Madison Square Garden Row
The comments come a day after Trump held a mega-rally in New York’s famed Madison Square Garden that was widely condemned for racist remarks that his allies made during the event.
They also follow recent publication of a New York Times interview in which Trump’s longest-serving White House chief of staff, retired general John Kelly, said the Republican fits the definition of a fascist – something Harris said she agreed with in a live CNN event last week.
Kelly also told the paper that Trump had remarked that “Hitler did some good things too” and that instead of the US military, he “wanted generals like Adolf Hitler had.”

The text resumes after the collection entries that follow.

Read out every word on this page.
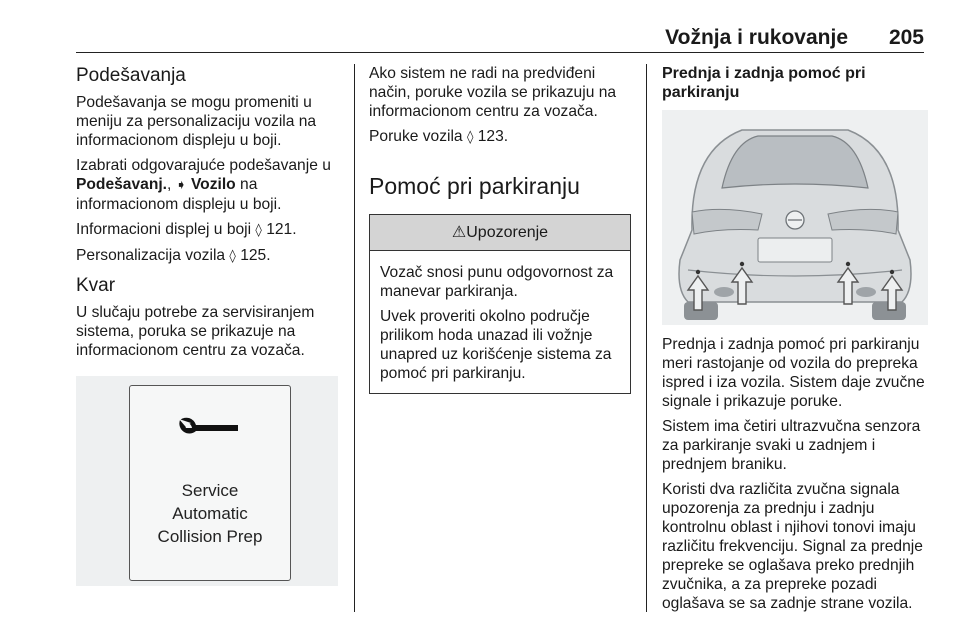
Vožnja i rukovanje 205
Podešavanja

Podešavanja se mogu promeniti u meniju za personalizaciju vozila na informacionom displeju u boji.

Izabrati odgovarajuće podešavanje u Podešavanj., ➧ Vozilo na informacionom displeju u boji.

Informacioni displej u boji ◊ 121.

Personalizacija vozila ◊ 125.

Kvar

U slučaju potrebe za servisiranjem sistema, poruka se prikazuje na informacionom centru za vozača.

Service
Automatic
Collision Prep

Ako sistem ne radi na predviđeni način, poruke vozila se prikazuju na informacionom centru za vozača.

Poruke vozila ◊ 123.

Pomoć pri parkiranju
⚠Upozorenje

Vozač snosi punu odgovornost za manevar parkiranja.

Uvek proveriti okolno područje prilikom hoda unazad ili vožnje unapred uz korišćenje sistema za pomoć pri parkiranju.

Prednja i zadnja pomoć pri parkiranju

Prednja i zadnja pomoć pri parkiranju meri rastojanje od vozila do prepreka ispred i iza vozila. Sistem daje zvučne signale i prikazuje poruke.

Sistem ima četiri ultrazvučna senzora za parkiranje svaki u zadnjem i prednjem braniku.

Koristi dva različita zvučna signala upozorenja za prednju i zadnju kontrolnu oblast i njihovi tonovi imaju različitu frekvenciju. Signal za prednje prepreke se oglašava preko prednjih zvučnika, a za prepreke pozadi oglašava se sa zadnje strane vozila.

Polls suggest that the Presidential race is too close to call, fueled by fears that former president Trump could again refuse to conede a defeat, as in 2020, AFP report said.
Concerns increased after a fire reportedly consumed hundreds of early ballots cast in a supposedly secure drop-off box in a highly competitive district in northwestern Washington state. Arson was reportedly suspected in another ballot box fire hours earlier in Portland, Oregon.
And Trump has faced renewed outrage after one of the warm-up speakers at his huge Sunday rally in New York’s Madison Square Garden called US territory Puerto Rico “a floating island of garbage.”
More than 47 million Americans have already cast ballots in early voting – including outgoing Democratic President Joe Biden, who voted Monday after waiting in line near his hometown of Wilmington, Delaware.
Battle for Swing States
As the clock ticks down, the challenge for Harris and Trump is both to energize core supporters and pull in the tiny number of persuadable voters who might still tip the balance – especially in the seven swing states where polls have them running neck-and-neck.
Harris held three events Monday in Michigan, while Trump hosted two in Georgia – a pattern set to be repeated across the country’s other battlegrounds for the next week.
At her first event Harris stopped at a semiconductor factory, reflecting the Democrat’s need to appeal to blue-collar voters and promise recovery in America’s post-industrial “Rust Belt.”
I’m not a Nazi. I’m the opposite of a Nazi.
On Tuesday in Washington, Harris will deliver what her campaign calls a “closing argument” from the same spot near the White House where then-president Trump allegedly stoked his supporters on January 6, 2021, to launch a violent assault on the US Capitol.